Medical care with Jesus' help
By Rob Stein
Washington Post
WASHINGTON — Sandwiched between a swimming pool store and a spice shop in Fairfax, Va., the Tepeyac Family Center looks like any other suburban doctor's office. But it isn't.
The practice combines "the best of modern medicine with the healing presence of Jesus Christ," a brochure at the reception desk announces. An image of the Madonna greets every patient. Doctors, nurses and staff members gather to pray each day before the first appointments.
The center is one of a small but growing number of practices around the country that tailor the care they provide to the religious beliefs of their doctors, shunning birth-control and morning-after pills, IUDs and other contraceptive devices, sterilizations and abortions, as well as in-vitro fertilization. Instead, doctors offer "natural family planning," teaching couples to monitor a woman's temperature and other bodily signals to time intercourse.
Proponents say the practices allow doctors to avoid conflicts with patients who want services the practitioners find objectionable, as well as to provide care that conforms with many patients' own values. The approach, they say, provides an alternative to mainstream medicine's reliance on drugs and devices that, they argue, carry side effects and negatively affect couples' relationships.
"I want to practice my faith," said John Bruchalski, the obstetrician-gynecologist who started Tepeyac. "I'm not interested in pushing it on other people. But this allows me to practice medicine without having to do something that I wouldn't see as positive or healthy."
Critics, however, worry that the practices are segregating medicine along religious lines and may be providing inadequate care by failing to fully inform patients about their options. The critics are especially alarmed about the consequences in poor or rural areas with few alternatives.
"Welcome to the era of balkanized medicine," said Alta Charo, a bioethicist at the University of Wisconsin at Madison. "We've had this for years with religious hospitals. What's happening now is it's drifting down to the level of individual practitioners and small group practices. It essentially creates a parallel world of medicine."
The American College of Obstetricians and Gynecologists has no formal position on such practices, but its officials say the approach can offer a way for religious doctors to work and serve religious patients as long as they are up-front about their limitations.
"If women know before selecting them, then it's quite a legitimate thing to do and might meet the needs of many women and doctors," said Anita Nelson, of the University of California at Los Angeles, speaking for the organization. "But if you hang out your shingle that says 'All-purpose OB-GYN' and don't offer certain services, that's false advertising."
The phenomenon is another manifestation of the tensions arising between religion and medicine with the rise of religious expression in the United States and medical advances that create moral dilemmas for some. Natural family planning, or NFP, practices are seen as a way of sidestepping confrontations over abortion, the morning-after pill and other types of care that some religious health workers refuse to provide, asserting a "right of conscience."
"This is a way that some of us have found to practice medicine that is consistent with our beliefs," said Kathleen Raviele, of the Catholic Medical Association, which, along with groups such as the American Association of Pro Life Obstetricians and Gynecologists, promotes natural family planning.
"It's definitely a new trend, and it's a refreshing trend," said Theresa Notare, of the U.S. Conference of Catholic Bishops, which has workers in at least half its dioceses trying to enlist more doctors to open such practices. "This is a trend that we should be excited to see grow."
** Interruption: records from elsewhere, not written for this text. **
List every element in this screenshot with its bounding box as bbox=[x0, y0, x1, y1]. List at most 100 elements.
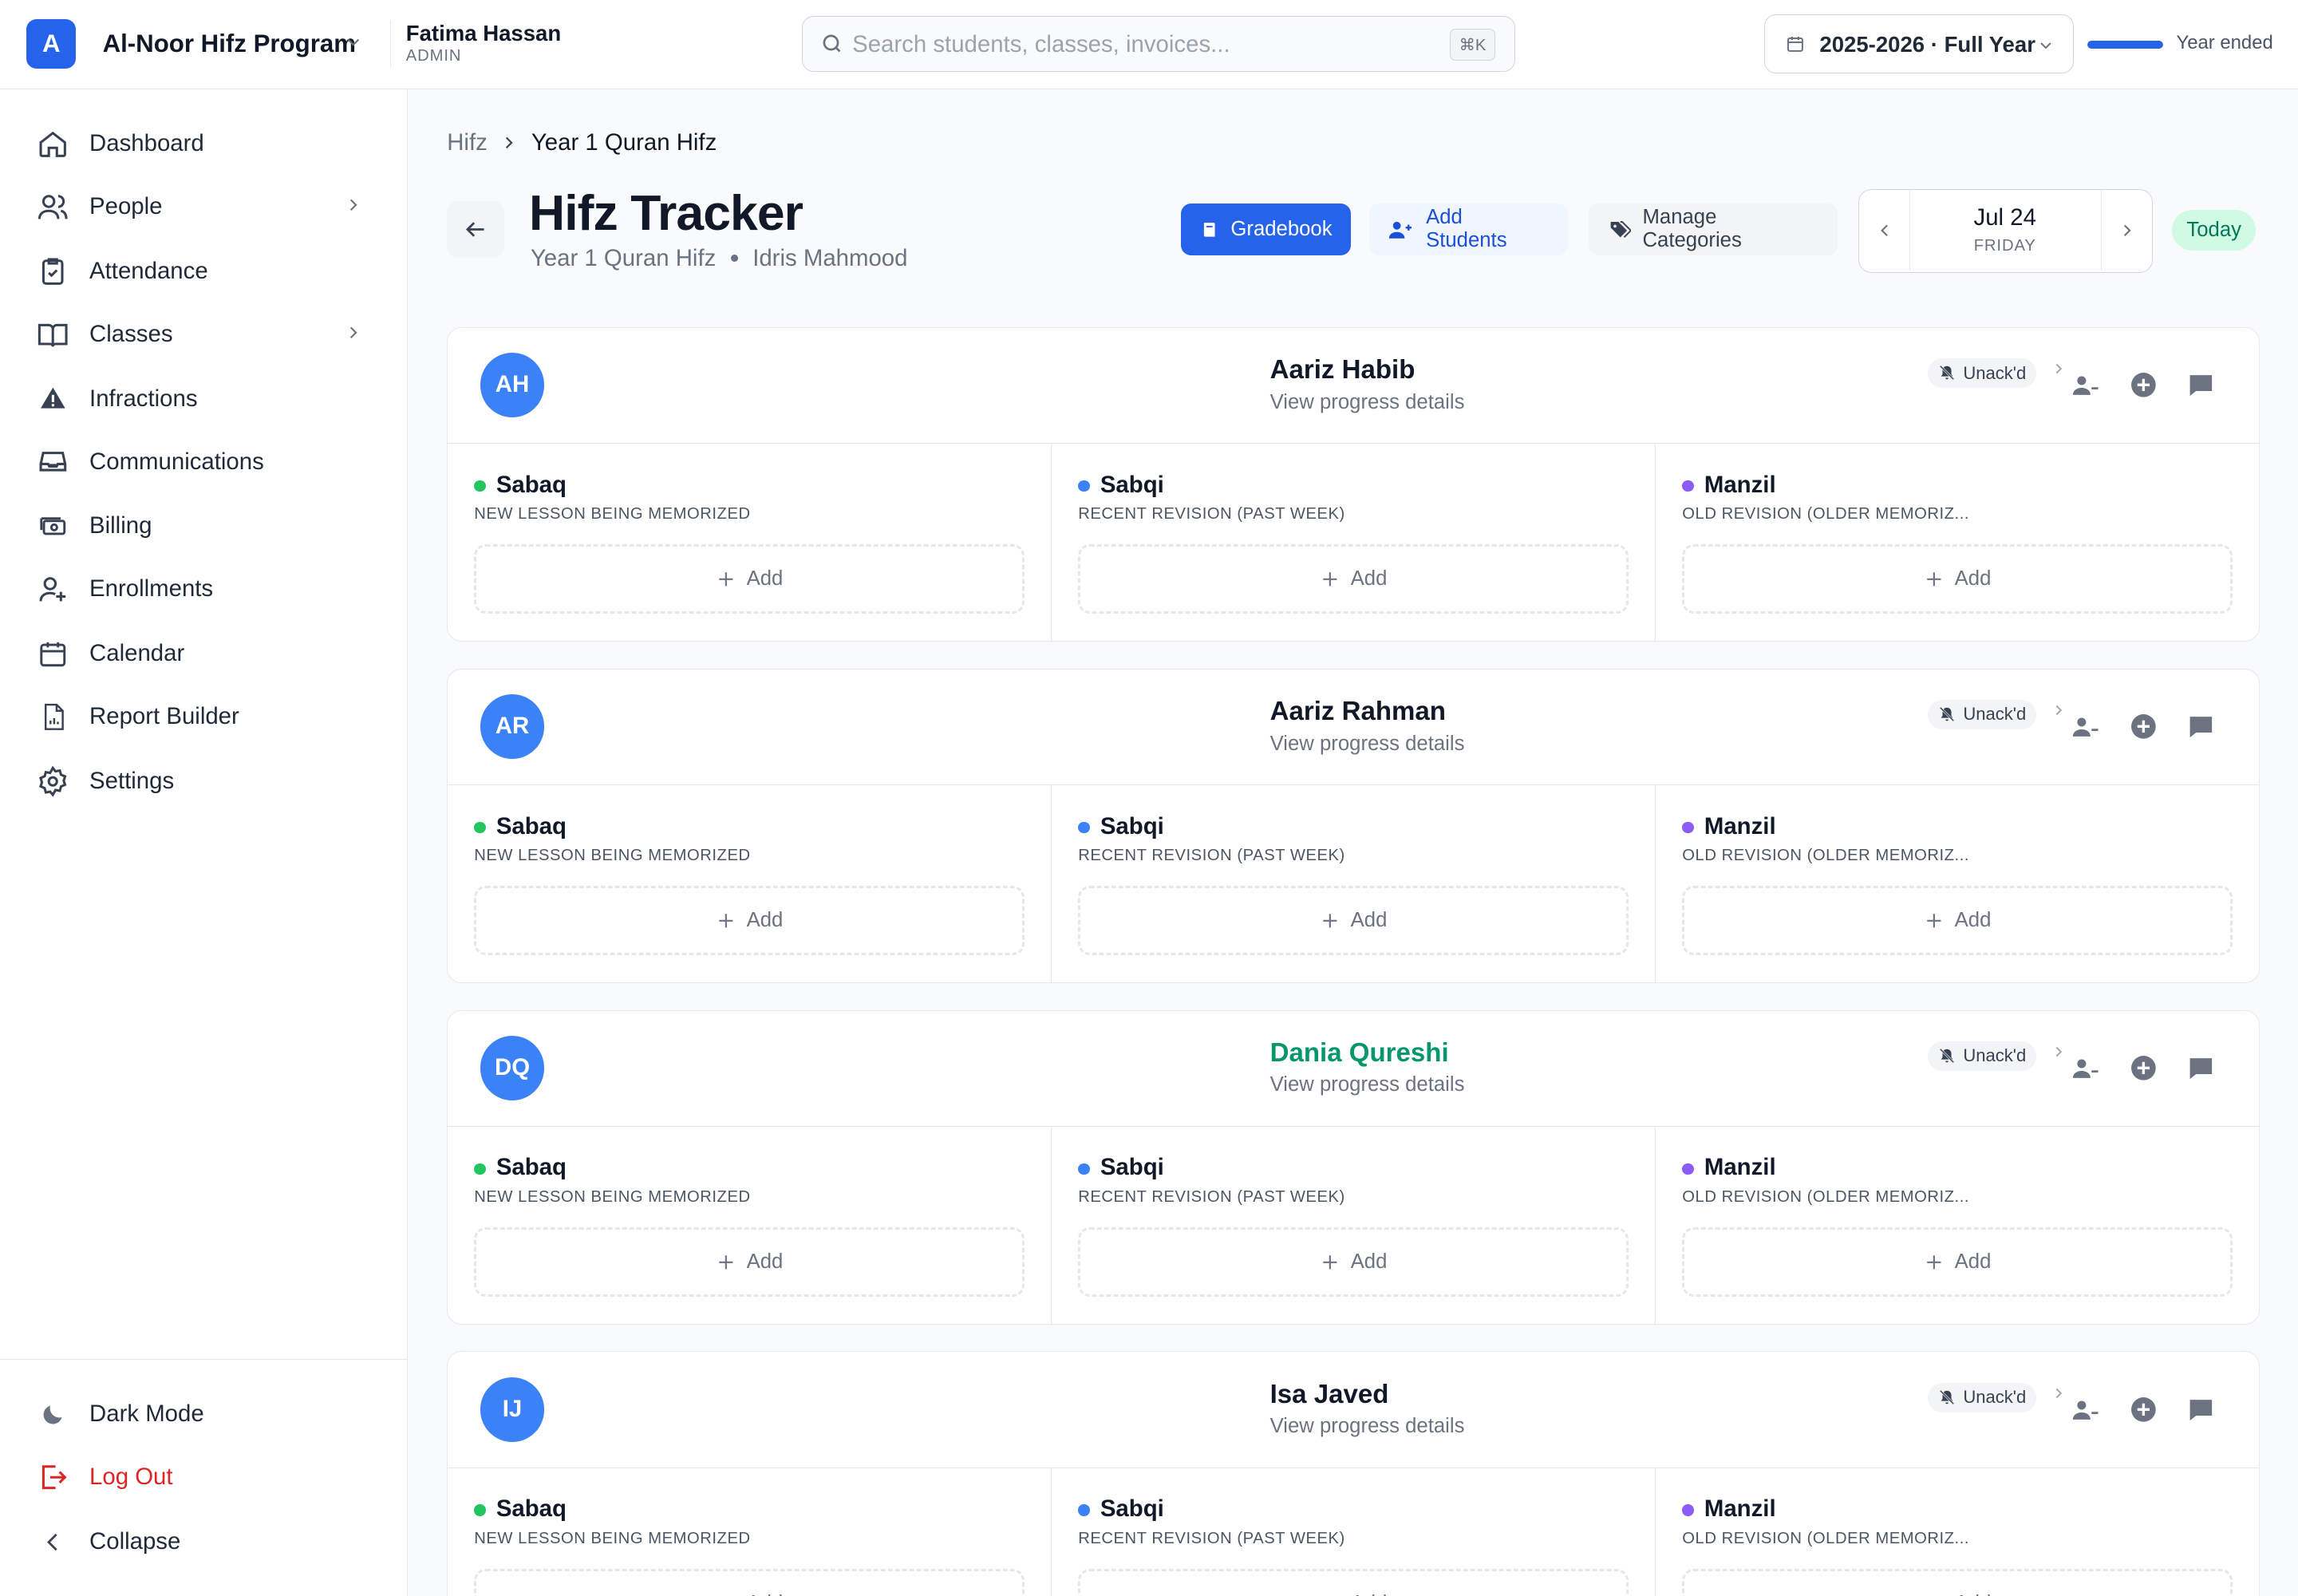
add-entry-button[interactable]: Add bbox=[1682, 886, 2233, 955]
breadcrumb-root-link[interactable]: Hifz bbox=[447, 129, 488, 156]
add-entry-button[interactable]: Add bbox=[474, 1569, 1025, 1596]
avatar[interactable]: DQ bbox=[480, 1035, 545, 1100]
sidebar-item-classes[interactable]: Classes bbox=[35, 308, 375, 361]
chevron-right-icon[interactable] bbox=[2050, 1043, 2067, 1061]
user-plus-icon bbox=[35, 571, 70, 606]
manage-categories-button[interactable]: Manage Categories bbox=[1589, 203, 1838, 255]
logout-icon bbox=[35, 1460, 70, 1495]
previous-day-button[interactable] bbox=[1859, 189, 1911, 271]
chevron-right-icon[interactable] bbox=[2050, 360, 2067, 377]
student-name[interactable]: Aariz Rahman bbox=[1270, 697, 1446, 727]
user-minus-icon[interactable] bbox=[2069, 1392, 2104, 1427]
bell-off-icon bbox=[1939, 1049, 1955, 1064]
add-entry-button[interactable]: Add bbox=[1682, 544, 2233, 614]
arrow-left-icon bbox=[466, 222, 485, 237]
chevron-left-icon bbox=[35, 1524, 70, 1559]
unacknowledged-badge[interactable]: Unack'd bbox=[1928, 358, 2037, 388]
chevron-down-icon[interactable] bbox=[343, 32, 364, 53]
view-progress-link[interactable]: View progress details bbox=[1270, 733, 1465, 756]
plus-circle-icon[interactable] bbox=[2126, 709, 2161, 744]
avatar[interactable]: AH bbox=[480, 352, 545, 417]
comment-icon[interactable] bbox=[2183, 1050, 2218, 1085]
comment-icon[interactable] bbox=[2183, 709, 2218, 744]
sidebar-item-dashboard[interactable]: Dashboard bbox=[35, 117, 375, 170]
category-color-dot bbox=[474, 821, 486, 834]
dark-mode-toggle[interactable]: Dark Mode bbox=[35, 1388, 375, 1440]
unacknowledged-badge[interactable]: Unack'd bbox=[1928, 1383, 2037, 1412]
user-minus-icon[interactable] bbox=[2069, 367, 2104, 402]
sidebar-item-communications[interactable]: Communications bbox=[35, 436, 375, 488]
sidebar-item-report-builder[interactable]: Report Builder bbox=[35, 690, 375, 743]
school-year-select[interactable]: 2025-2026 · Full Year bbox=[1764, 14, 2074, 73]
plus-circle-icon[interactable] bbox=[2126, 367, 2161, 402]
plus-icon bbox=[1924, 1594, 1945, 1596]
search-input[interactable] bbox=[852, 27, 1424, 63]
user-minus-icon[interactable] bbox=[2069, 709, 2104, 744]
sidebar-item-people[interactable]: People bbox=[35, 180, 375, 233]
today-button[interactable]: Today bbox=[2172, 209, 2257, 251]
add-entry-button[interactable]: Add bbox=[1682, 1569, 2233, 1596]
collapse-sidebar-button[interactable]: Collapse bbox=[35, 1515, 375, 1568]
sidebar-item-calendar[interactable]: Calendar bbox=[35, 627, 375, 680]
gradebook-button[interactable]: Gradebook bbox=[1181, 203, 1352, 255]
user-minus-icon[interactable] bbox=[2069, 1050, 2104, 1085]
unacknowledged-badge[interactable]: Unack'd bbox=[1928, 1041, 2037, 1071]
tags-icon bbox=[1610, 220, 1631, 238]
sidebar-item-label: Dashboard bbox=[89, 129, 204, 156]
avatar[interactable]: AR bbox=[480, 693, 545, 759]
plus-icon bbox=[1927, 571, 1941, 587]
sidebar-item-label: Communications bbox=[89, 448, 264, 475]
plus-circle-icon[interactable] bbox=[2126, 1050, 2161, 1085]
class-name: Year 1 Quran Hifz bbox=[530, 244, 717, 271]
add-entry-button[interactable]: Add bbox=[1078, 1227, 1629, 1297]
category-description: NEW LESSON BEING MEMORIZED bbox=[474, 1529, 751, 1547]
student-card-header: IJ Isa Javed View progress details Unack… bbox=[448, 1352, 2260, 1468]
chevron-right-icon[interactable] bbox=[2050, 701, 2067, 719]
view-progress-link[interactable]: View progress details bbox=[1270, 391, 1465, 414]
page-subtitle: Year 1 Quran Hifz Idris Mahmood bbox=[531, 245, 908, 272]
add-students-button[interactable]: Add Students bbox=[1368, 203, 1569, 255]
add-entry-button[interactable]: Add bbox=[474, 1227, 1025, 1297]
add-entry-button[interactable]: Add bbox=[474, 544, 1025, 614]
sidebar: Dashboard People Attendance Classes Infr… bbox=[0, 89, 408, 1596]
category-color-dot bbox=[474, 1504, 486, 1517]
sidebar-item-enrollments[interactable]: Enrollments bbox=[35, 563, 375, 615]
sidebar-item-billing[interactable]: Billing bbox=[35, 500, 375, 552]
add-entry-button[interactable]: Add bbox=[1078, 544, 1629, 614]
org-logo[interactable]: A bbox=[26, 18, 77, 69]
current-date[interactable]: Jul 24 bbox=[1910, 204, 2099, 231]
comment-icon[interactable] bbox=[2183, 1392, 2218, 1427]
add-entry-button[interactable]: Add bbox=[1682, 1227, 2233, 1297]
category-column-sabaq: Sabaq NEW LESSON BEING MEMORIZED Add bbox=[448, 784, 1052, 983]
student-name[interactable]: Dania Qureshi bbox=[1270, 1038, 1449, 1069]
sidebar-item-attendance[interactable]: Attendance bbox=[35, 245, 375, 298]
comment-icon[interactable] bbox=[2183, 367, 2218, 402]
category-color-dot bbox=[1078, 1163, 1090, 1175]
view-progress-link[interactable]: View progress details bbox=[1270, 1073, 1465, 1096]
chevron-right-icon[interactable] bbox=[2050, 1385, 2067, 1402]
calendar-icon bbox=[35, 636, 70, 671]
logout-button[interactable]: Log Out bbox=[35, 1451, 375, 1503]
student-name[interactable]: Isa Javed bbox=[1270, 1380, 1389, 1410]
category-description: RECENT REVISION (PAST WEEK) bbox=[1078, 504, 1345, 523]
plus-circle-icon[interactable] bbox=[2126, 1392, 2161, 1427]
unacknowledged-badge[interactable]: Unack'd bbox=[1928, 700, 2037, 729]
category-title: Manzil bbox=[1704, 1495, 1776, 1523]
sidebar-item-settings[interactable]: Settings bbox=[35, 755, 375, 808]
back-button[interactable] bbox=[447, 200, 504, 259]
add-label: Add bbox=[746, 567, 784, 591]
top-bar: A Al-Noor Hifz Program Fatima Hassan ADM… bbox=[0, 0, 2298, 90]
sidebar-divider bbox=[0, 1358, 408, 1361]
sidebar-item-infractions[interactable]: Infractions bbox=[35, 373, 375, 425]
org-switcher-label[interactable]: Al-Noor Hifz Program bbox=[103, 30, 356, 58]
next-day-button[interactable] bbox=[2100, 189, 2152, 271]
category-title: Sabqi bbox=[1100, 812, 1164, 839]
global-search[interactable]: ⌘K bbox=[801, 16, 1516, 72]
add-entry-button[interactable]: Add bbox=[1078, 1569, 1629, 1596]
add-entry-button[interactable]: Add bbox=[474, 886, 1025, 955]
student-name[interactable]: Aariz Habib bbox=[1270, 355, 1416, 385]
view-progress-link[interactable]: View progress details bbox=[1270, 1415, 1465, 1438]
avatar[interactable]: IJ bbox=[480, 1377, 545, 1442]
category-column-sabqi: Sabqi RECENT REVISION (PAST WEEK) Add bbox=[1052, 443, 1656, 642]
add-entry-button[interactable]: Add bbox=[1078, 886, 1629, 955]
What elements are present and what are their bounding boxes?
The number of "NFP-only" practices is unknown, but an Ohio-based Web site promoting them has a registry of nearly 500 doctors who have pledged to practice this way. Most are obstetrician-gynecologists and family practitioners.
Doctors on the registry say they converted their practices after struggling to reconcile their beliefs with their medical responsibilities, often after years of being penalized or shunned by colleagues.
"I've encountered a lot of resistance to how I practice over the years," said Lorna Cvet-kovich, an obstetrician-gynecologist in Ann Arbor, Mich. "For one thing, contraception and sterilizations bring in a lot of revenue. But I finally found partners who feel the way I do, and we're scraping by."
Some women, however, report being dismayed after stumbling into one of these practices without realizing what they were.
"It never crossed my mind that it would be an issue," said Katie Green, 26, who was refused a birth-control prescription. "I was really irritated. It just rubbed me the wrong way."
"It caught me completely off guard," said Elizabeth Dotts, 25, who had a similar experience in Birmingham, Ala. "I felt like he was judging me and putting pressure on me. ... I am the patient. I am the client. It should have been about me — what I needed. Not what he needed or believed."
Some experts say such practices are providing substandard care if they do not fully inform patients about all options.